A retirada da atribuição de órgão fiscalizador de eleições às Forças Armadas (assim como ao próprio Supremo, que não tem competência nem expertise técnica para isso) é mais uma etapa na infindável remoção dos chamados entulhos autoritários. Essa excrescência de dar poder fiscalizador de eleição à milicada foi criada nas lixeiras do Palácio do Planalto ainda no ano passado, poucos dias antes da eleição que quase virou golpe. O ministro Alexandre de Moraes, no voto em que defendeu a saída das Forças Armadas dos órgãos encarregados da fiscalização das eleições aproveitou e removeu em definitivo o próprio Supremo dessa atribuição. De acordo com ele, o STF já tem seu papel definido na Constituição como entidade máxima do Poder Judiciário.

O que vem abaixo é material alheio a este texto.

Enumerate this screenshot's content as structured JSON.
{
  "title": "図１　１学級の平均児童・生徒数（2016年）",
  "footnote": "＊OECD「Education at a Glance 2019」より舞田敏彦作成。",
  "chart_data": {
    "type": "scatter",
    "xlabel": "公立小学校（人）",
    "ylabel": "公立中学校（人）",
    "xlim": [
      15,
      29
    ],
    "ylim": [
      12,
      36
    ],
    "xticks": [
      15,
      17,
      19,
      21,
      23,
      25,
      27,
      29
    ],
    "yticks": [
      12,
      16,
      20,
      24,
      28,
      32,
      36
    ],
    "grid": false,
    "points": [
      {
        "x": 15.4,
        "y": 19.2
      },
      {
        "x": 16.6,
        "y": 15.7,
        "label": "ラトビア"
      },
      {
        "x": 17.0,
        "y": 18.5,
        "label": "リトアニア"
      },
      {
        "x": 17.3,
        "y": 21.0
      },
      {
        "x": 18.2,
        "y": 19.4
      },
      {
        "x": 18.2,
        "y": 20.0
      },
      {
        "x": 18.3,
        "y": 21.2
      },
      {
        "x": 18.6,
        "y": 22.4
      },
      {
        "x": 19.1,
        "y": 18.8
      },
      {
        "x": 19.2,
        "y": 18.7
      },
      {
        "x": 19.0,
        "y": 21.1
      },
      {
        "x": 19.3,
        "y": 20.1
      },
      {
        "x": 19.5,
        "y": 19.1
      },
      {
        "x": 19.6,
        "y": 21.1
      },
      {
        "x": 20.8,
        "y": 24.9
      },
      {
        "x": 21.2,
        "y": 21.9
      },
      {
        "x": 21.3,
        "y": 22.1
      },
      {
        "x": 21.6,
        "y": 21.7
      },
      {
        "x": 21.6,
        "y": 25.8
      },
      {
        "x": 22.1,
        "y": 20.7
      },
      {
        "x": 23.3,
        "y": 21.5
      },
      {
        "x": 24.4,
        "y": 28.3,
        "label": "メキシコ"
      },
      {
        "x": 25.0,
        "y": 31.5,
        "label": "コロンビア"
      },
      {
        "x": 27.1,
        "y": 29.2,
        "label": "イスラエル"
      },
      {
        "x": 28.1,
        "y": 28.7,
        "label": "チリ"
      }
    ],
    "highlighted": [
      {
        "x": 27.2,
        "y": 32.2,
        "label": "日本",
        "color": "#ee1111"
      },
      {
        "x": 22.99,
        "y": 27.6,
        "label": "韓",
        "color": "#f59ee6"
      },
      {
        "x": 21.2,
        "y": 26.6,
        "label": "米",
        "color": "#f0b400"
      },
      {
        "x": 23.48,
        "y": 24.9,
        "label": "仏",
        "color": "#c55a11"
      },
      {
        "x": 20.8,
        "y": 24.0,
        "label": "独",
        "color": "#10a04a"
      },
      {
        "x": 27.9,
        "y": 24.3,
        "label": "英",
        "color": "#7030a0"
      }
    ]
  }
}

O STF, inclusive, é a instância à qual é possível recorrer contra decisões do próprio TSE.

 

Para concluir: ao contrário da tese que uniu Bolsonaro e a presidente do PT, Gleisi Hoffman (!), segundo a qual é absurdo que o Brasil seja o único país a ter uma Justiça Eleitoral, tal fato deveria ser motivo de muito orgulho para todos os brasileiros. Somos vanguarda nessa área! Afinal, assim como o voto eletrônico, que varreu do mapa as fraudes praticadas no tempo do voto de papel, estamos à frente de países como os Estados Unidos, onde as cédulas de papel até hoje não foram para a lata do lixo. E onde não existe uma Justiça Eleitoral. Devemos, sim, nos orgulhar de nossa Justiça Eleitoral. Foi ela que acabou de colocar as Forças Armadas de volta ao seu papel constitucional de instituição de apoio logístico das eleições, como sempre foi. E ponto final.